Nos Anos Iniciais, Negra Jaque afirma que a escuta das músicas e também a batalha de rimas são ações com boa capacidade de envolver a turma, cuja construção pode ser individual, mas, se coletiva como em um jogo de palavras, alcançará o desenvolvimento de habilidades mais diversas. A dica aqui, afirma a arte-educadora, é levar em conta o perfil da turma, e caso as crianças ainda sejam muito tímidas, promover essa batalha de rimas pela escrita. Tímidas ou não, ensaiar com os adolescentes coreografias de break ao estilo Tik Tok também é um caminho fácil, seguro e sem volta. Afinal, eles adoram.


O escritor, educador social e rapper Chiquinho Divilas recomenda que os professores levem em conta as peculiaridades de cada região. Há locais mais ou menos violentos, por exemplo. Com isso, nem sempre é possível replicar uma atividade de outra escola tal qual ela foi montada. Seja como for, o mais importante é dar voz aos alunos, e que as atividades favoreçam a expressividade. 

Como trabalhar o hip hop nas aulas de Artes - 6º ao 9º ano

Para levar o contexto histórico e social da Cultura Hip Hop, a professora de dança, arte-educadora e b-girl, Karina Rolim da Silva, utiliza livros, filmes, documentários e clipes de músicas que retratam como era o ambiente das festas quando o hip hop surgiu, nos guetos dos Estados Unidos. 

“É através desse resgate que eu mostro e analiso com eles o percurso dos quatro elementos fundamentais do hip hop. O breaking, por exemplo, é algo muito familiar para eles. Mas de onde veio isso? Os alunos menores têm uma necessidade muito grande de compreender a origem das coisas”, explica a professora.

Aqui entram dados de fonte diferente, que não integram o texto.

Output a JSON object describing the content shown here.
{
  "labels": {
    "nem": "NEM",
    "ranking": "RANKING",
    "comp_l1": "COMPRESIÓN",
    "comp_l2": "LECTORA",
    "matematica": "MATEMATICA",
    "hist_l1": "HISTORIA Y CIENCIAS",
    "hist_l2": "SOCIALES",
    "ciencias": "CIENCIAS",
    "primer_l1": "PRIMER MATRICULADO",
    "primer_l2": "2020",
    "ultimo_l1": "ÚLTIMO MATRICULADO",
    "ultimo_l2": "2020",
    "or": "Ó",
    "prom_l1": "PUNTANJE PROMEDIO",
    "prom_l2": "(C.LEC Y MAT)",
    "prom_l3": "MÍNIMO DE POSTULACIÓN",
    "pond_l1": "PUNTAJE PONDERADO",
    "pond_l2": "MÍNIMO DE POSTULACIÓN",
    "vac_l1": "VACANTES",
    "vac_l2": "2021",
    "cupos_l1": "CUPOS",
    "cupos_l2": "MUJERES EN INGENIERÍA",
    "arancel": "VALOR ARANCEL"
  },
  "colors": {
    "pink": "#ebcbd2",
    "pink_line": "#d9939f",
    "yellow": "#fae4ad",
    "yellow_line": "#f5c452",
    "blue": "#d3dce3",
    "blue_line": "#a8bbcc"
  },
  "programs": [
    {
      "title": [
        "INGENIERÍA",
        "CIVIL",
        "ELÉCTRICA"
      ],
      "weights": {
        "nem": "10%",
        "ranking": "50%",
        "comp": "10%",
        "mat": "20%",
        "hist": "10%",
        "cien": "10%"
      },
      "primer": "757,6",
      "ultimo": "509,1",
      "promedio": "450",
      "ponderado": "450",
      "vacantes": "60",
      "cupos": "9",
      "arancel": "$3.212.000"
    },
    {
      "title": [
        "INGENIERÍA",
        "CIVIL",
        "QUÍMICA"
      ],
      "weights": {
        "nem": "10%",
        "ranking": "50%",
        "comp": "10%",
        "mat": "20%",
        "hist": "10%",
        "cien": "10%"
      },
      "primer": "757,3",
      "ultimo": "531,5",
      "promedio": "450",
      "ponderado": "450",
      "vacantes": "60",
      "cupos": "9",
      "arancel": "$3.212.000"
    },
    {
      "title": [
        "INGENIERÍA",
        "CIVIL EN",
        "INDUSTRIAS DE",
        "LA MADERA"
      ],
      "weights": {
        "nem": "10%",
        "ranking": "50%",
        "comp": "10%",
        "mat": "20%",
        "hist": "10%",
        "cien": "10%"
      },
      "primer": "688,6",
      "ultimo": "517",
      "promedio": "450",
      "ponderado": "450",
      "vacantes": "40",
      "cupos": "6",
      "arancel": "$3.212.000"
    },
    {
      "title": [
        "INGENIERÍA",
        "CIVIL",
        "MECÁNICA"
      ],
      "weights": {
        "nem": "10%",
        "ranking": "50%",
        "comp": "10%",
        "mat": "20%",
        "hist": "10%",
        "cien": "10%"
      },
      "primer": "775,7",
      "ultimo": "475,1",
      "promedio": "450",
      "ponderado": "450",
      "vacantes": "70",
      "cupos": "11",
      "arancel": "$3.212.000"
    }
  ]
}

A dança sempre será um elo importante para envolver os adolescentes. E nem só de breaking vive o hip hop. Karina, que é também dançarina, aconselha apresentar vídeos com danças afrodiaspóricas estadunidenses, juntamente com outras danças, como por exemplo a salsa. “Essas danças são a base das danças urbanas que conhecemos hoje. É legal mostrar para eles como chegamos nessa levada.”

As letras, segundo a professora, podem ser trabalhadas a partir das próprias reflexões trazidas pelo compositor ou compositora, com debates que vão do racismo, machismo e homofobia até a desigualdade social em si. E as análises, afirma Karina, são apenas o pontapé para que os alunos criem suas próprias letras, fazendo emergir questões pertinentes à subjetividade de cada um.

Indicações de músicas para trabalhar com as turmas do 6º ao 9º ano 

As letras das canções contam, muitas vezes, verdadeiras histórias. E algumas dessas histórias são justamente sobre a história decolonial do Brasil, ou seja, a história do país sob a perspectiva dos povos originários e da diáspora africana. Algumas indicações de Karina para trabalhar na sala de aula são: 

Manifesto Porongos (Rafuagi)

AmarElo (Emicida)

Cota não é esmola (Bia Ferreira)


Orientações para os Anos Iniciais nas aulas de Arte

Nos Anos Iniciais, é importante, sempre que possível, preservar a abordagem lúdica, que contemple as brincadeiras e o prazer que pode proporcionar. O ensino da dança breaking pode ser feito como em uma ciranda, com cada um mostrando os seus movimentos, aponta Karina, reforçando que levar a história da Cultura Hip Hop é essencial para uma abordagem mais intencional, de maneira que os alunos compreendam a origem e os porquês dessas manifestações culturais.